A poor man and a rich man wanted to roast a rabbit. The poor man lit a bonfire, put the rabbit on a stick and sat by the fire holding the stick. The rich man snorted at such a simplistic rabbit roasting: What if rain comes while I’m roasting? What if somebody attacks me and steals my rabbit? I need something much more professional!
So he decided to build a small hut to protect his bonfire. He hired some builders, and they convinced him that such a dignified man needs a real stove, not a shabby bonfire. He also needed an elegant dining room, or else he’s going to eat his roasted rabbit sitting on the sand. They agreed on the price and set on building the house.
Meanwhile, the rich man decided that while he’s at it, a couple of other rooms would also be nice to have and asked the builders to add them. This led to a quarrel because the builders did not expect any changes and the construction was already under way. When they finally agreed that the changes are possible, the price they gave was much higher than the rich man could afford so even bigger fight ensued. Disgruntled, the builders left the construction site and both parties promised to sue each other.

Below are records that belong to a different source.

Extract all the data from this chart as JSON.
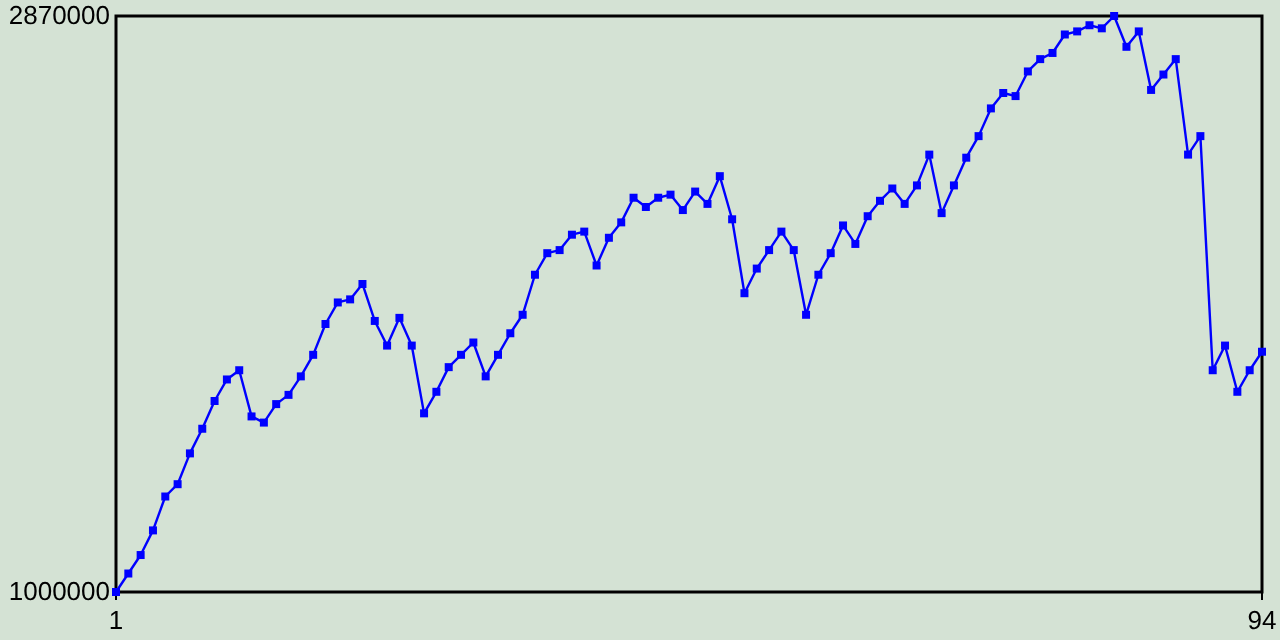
{
  "chart_data": {
    "type": "line",
    "x": [
      1,
      2,
      3,
      4,
      5,
      6,
      7,
      8,
      9,
      10,
      11,
      12,
      13,
      14,
      15,
      16,
      17,
      18,
      19,
      20,
      21,
      22,
      23,
      24,
      25,
      26,
      27,
      28,
      29,
      30,
      31,
      32,
      33,
      34,
      35,
      36,
      37,
      38,
      39,
      40,
      41,
      42,
      43,
      44,
      45,
      46,
      47,
      48,
      49,
      50,
      51,
      52,
      53,
      54,
      55,
      56,
      57,
      58,
      59,
      60,
      61,
      62,
      63,
      64,
      65,
      66,
      67,
      68,
      69,
      70,
      71,
      72,
      73,
      74,
      75,
      76,
      77,
      78,
      79,
      80,
      81,
      82,
      83,
      84,
      85,
      86,
      87,
      88,
      89,
      90,
      91,
      92,
      93,
      94
    ],
    "series": [
      {
        "color": "#0000ff",
        "values": [
          1000000,
          1060000,
          1120000,
          1200000,
          1310000,
          1350000,
          1450000,
          1530000,
          1620000,
          1690000,
          1720000,
          1570000,
          1550000,
          1610000,
          1640000,
          1700000,
          1770000,
          1870000,
          1940000,
          1950000,
          2000000,
          1880000,
          1800000,
          1890000,
          1800000,
          1580000,
          1650000,
          1730000,
          1770000,
          1810000,
          1700000,
          1770000,
          1840000,
          1900000,
          2030000,
          2100000,
          2110000,
          2160000,
          2170000,
          2060000,
          2150000,
          2200000,
          2280000,
          2250000,
          2280000,
          2290000,
          2240000,
          2300000,
          2260000,
          2350000,
          2210000,
          1970000,
          2050000,
          2110000,
          2170000,
          2110000,
          1900000,
          2030000,
          2100000,
          2190000,
          2130000,
          2220000,
          2270000,
          2310000,
          2260000,
          2320000,
          2420000,
          2230000,
          2320000,
          2410000,
          2480000,
          2570000,
          2620000,
          2610000,
          2690000,
          2730000,
          2750000,
          2810000,
          2820000,
          2840000,
          2830000,
          2870000,
          2770000,
          2820000,
          2630000,
          2680000,
          2730000,
          2420000,
          2480000,
          1720000,
          1800000,
          1650000,
          1720000,
          1780000
        ]
      }
    ],
    "xlim": [
      1,
      94
    ],
    "xticks": [
      1,
      94
    ],
    "ylim": [
      1000000,
      2870000
    ],
    "yticks": [
      1000000,
      2870000
    ],
    "marker": "square",
    "line_style": "solid"
  }
}
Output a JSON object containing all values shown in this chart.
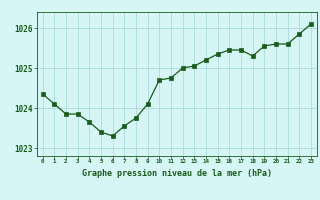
{
  "x": [
    0,
    1,
    2,
    3,
    4,
    5,
    6,
    7,
    8,
    9,
    10,
    11,
    12,
    13,
    14,
    15,
    16,
    17,
    18,
    19,
    20,
    21,
    22,
    23
  ],
  "y": [
    1024.35,
    1024.1,
    1023.85,
    1023.85,
    1023.65,
    1023.4,
    1023.3,
    1023.55,
    1023.75,
    1024.1,
    1024.7,
    1024.75,
    1025.0,
    1025.05,
    1025.2,
    1025.35,
    1025.45,
    1025.45,
    1025.3,
    1025.55,
    1025.6,
    1025.6,
    1025.85,
    1026.1
  ],
  "line_color": "#1a5c1a",
  "marker_color": "#1a5c1a",
  "bg_color": "#d6f5f5",
  "grid_color": "#aadddd",
  "xlabel": "Graphe pression niveau de la mer (hPa)",
  "xlabel_color": "#1a5c1a",
  "tick_color": "#1a5c1a",
  "ylim": [
    1022.8,
    1026.4
  ],
  "yticks": [
    1023,
    1024,
    1025,
    1026
  ],
  "xticks": [
    0,
    1,
    2,
    3,
    4,
    5,
    6,
    7,
    8,
    9,
    10,
    11,
    12,
    13,
    14,
    15,
    16,
    17,
    18,
    19,
    20,
    21,
    22,
    23
  ],
  "figsize": [
    3.2,
    2.0
  ],
  "dpi": 100
}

Undaunted, the rich man found some other builders. They readily agreed to make the changes requested, and their price was acceptable (although higher than the original price of previous builders). They immediately started to get busy rearranging the half-built house, but kept complaining about how poorly the original builders built the house: they did not make any plans for the construction, the walls were skewed etc. These complaints were used to justify raising the price so after a while they were also fired and again they promised to meet each other in the court.
He hired another builders then, this time a renowned enterprise building company. Their prices were astronomical, but nobody else wanted to take over the construction at this point. The enterprise company started differently: they sent several salespeople that agreed to every wish the rich man had, even catalogued them using strange words like “change request,” they also threw in some of their own ideas, produced a lot of agreements, documents, plans, charts, spreadsheets etc. What’s more, they insisted that the construction be “codenamed” and thus Project Palace was born.
Then they brought a lot of workers and started to rearrange the construction yet again. They were very proud of not using their own employees, but inexperienced workers called contractors, brought by yet another enterprise company. They could go on for hours on how cost-efficient this was: they could use and fire the contractors at will, although they were much costlier than standard employees. The rich man could not help but notice that the contractors were the same people over and over again.
Despite the seemingly very organized process, the inexperienced contractors could not improve the stability of the construction and their own works were of even lower quality. But they could not produce too much, because most of the time they were busy doing the paperwork of documenting their work and every change they introduced. They also had to report very precisely the time spent on various tasks separately for the enterprise construction company and enterprise contractor company.
Eventually, the day came on which they promised to do something they called “Launch.” The rich man thought they meant “Lunch” and was looking forward to finally being able to roast his rabbit. They invited him to a shaky hut they proudly called “Palace,” riddled with scaffolding and random objects propping the ceilings and walls. They led him to the kitchen. He tried to make fire in the stove and the room immediately started to fill with smoke. Thus was the first problem encountered (although the enterprise people insisted on calling it an “issue”). The man discovered that the original builders forgot to build the chimney and since they left no plans, all those who came after them did not care enough to figure that a chimney is necessary.
There were many other “issues” discovered and catalogued by the enterprise people. That took a lot of time because they needed to write detailed explanations what is wrong, what was expected, what is the priority etc. They did not worry about all the “issues,” instead they were very proud about their transparent process and honest and open communication. Before the man knew it he was signing something called SLA which basically allowed the enterprise company to charge a very high monthly fee for “maintenance and support” which was roughly equivalent to trying not to let the “Palace” collapse too much.
They started fixing the issues, but lacking the knowledge and experience they did it mostly in a trial-and-error manner. First they tried to fix the chimney issue by digging holes in the floor, but somehow the smoke would not escape through them. Making holes in the walls proved to be a little bit better, until a big hole in the ceiling finally fixed the issue for good.
Unfortunately, these activities were not without an influence on the stability of the Palace. Soon, the whole building was shaking and no amount of scaffolding and propping would seem to be sufficient. Being open and transparent, the enterprise people communicated to the rich man that a new project needed to be started, which they dubbed Project Stability. They explained that given the current state of the Palace, they need to focus on improving the stability and cease all other activities (except for “critical issues,” as they called it when a part of the Palace collapsed).
They also started talking about Project Rebuild: they proposed to abandon the current construction site and start building from scratch. This time, they promised, everything would be different: proper designs and plans would be made, milestones and deadlines would be set, best practices would be employed and the rich man would finally be satisfied.
That was too much for the rich man. Screaming in anger, he ran away from the construction site. After a while he met the poor man, eating delicious rabbit by his bonfire. Seeing that, he screamed: I only wanted to eat my roasted rabbit, but now I’ll have to pay to maintain this “palace” for life!